Search your HTML source for hardcoded third-party scripts. Anything not loaded through GTM bypasses your consent layer entirely. On healthcare sites, session recording tools and chat widgets added directly by developers are often where the worst PHI exposure lives.
The Fix
It's not that healthcare organizations can't do analytics. It's that they need two separate measurement layers — different tools, different data flows, different compliance posture — and most run everything through a single GA4 property.
Marketing layer: Campaign attribution, conversion tracking, and funnel analysis, running on a HIPAA-eligible tool. Options that sign BAAs: Heap, Mixpanel, or self-hosted Matomo on your own infrastructure. A first-party BigQuery stack built on Google Cloud is covered under GCP's existing BAA and gives you more control. This layer handles condition pages, campaign landing pages, and conversion measurement. GA4 is not in this layer.
Clinical/post-auth layer: Authenticated user behavior, appointment flow optimization, patient portal analytics. Separate tooling, separate governance, separate consent architecture.
The mechanism connecting them: sGTM as the server-side event layer. Browsers send raw events to your sGTM endpoint. The server container filters PHI from page paths — stripping condition names, provider identifiers, and treatment types — before forwarding events to downstream marketing tools. Consent state is enforced server-side, not just in the browser, so it cannot be bypassed by script injection or banner-level failures.
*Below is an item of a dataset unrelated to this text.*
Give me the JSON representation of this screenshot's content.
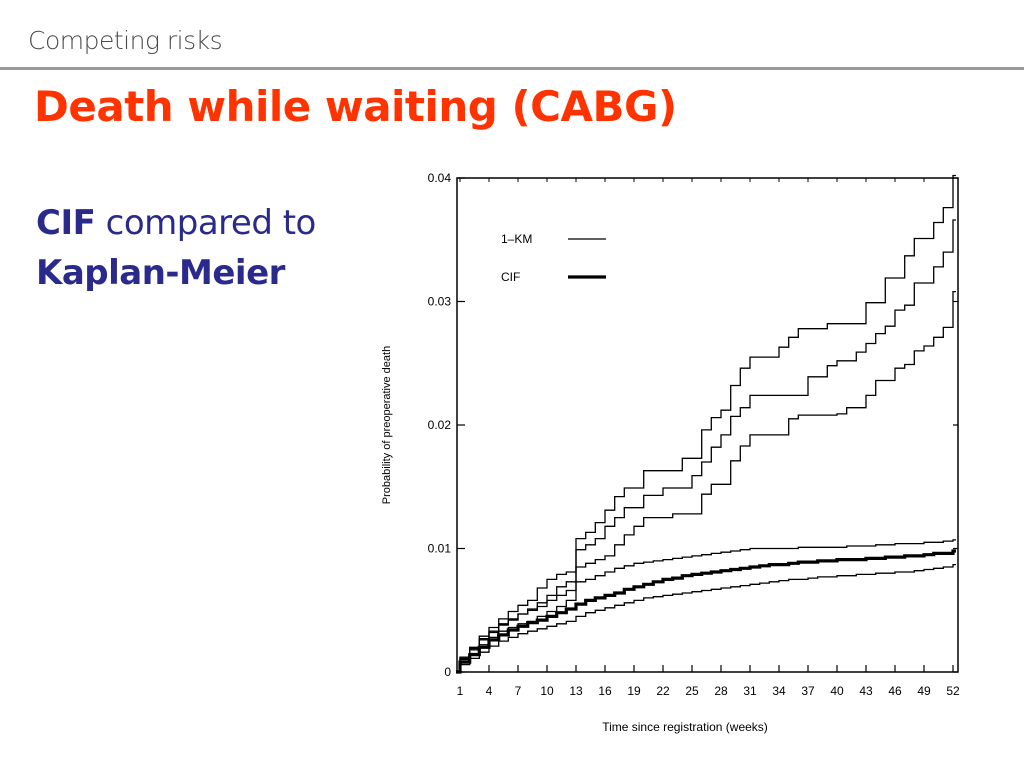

This is not a tag reconfiguration. It is an architecture decision that has to precede any tool selection. The tools change. The architectural requirement — PHI never reaches a vendor that won't sign a BAA — stays constant.
The Bottom Line
GA4 is not a healthcare analytics tool. Not because it lacks features — because Google has decided not to participate in the BAA infrastructure that would make it one.
It's not a configuration problem. It's an architecture problem — and the architecture has to be built around tools that can actually operate in a regulated environment.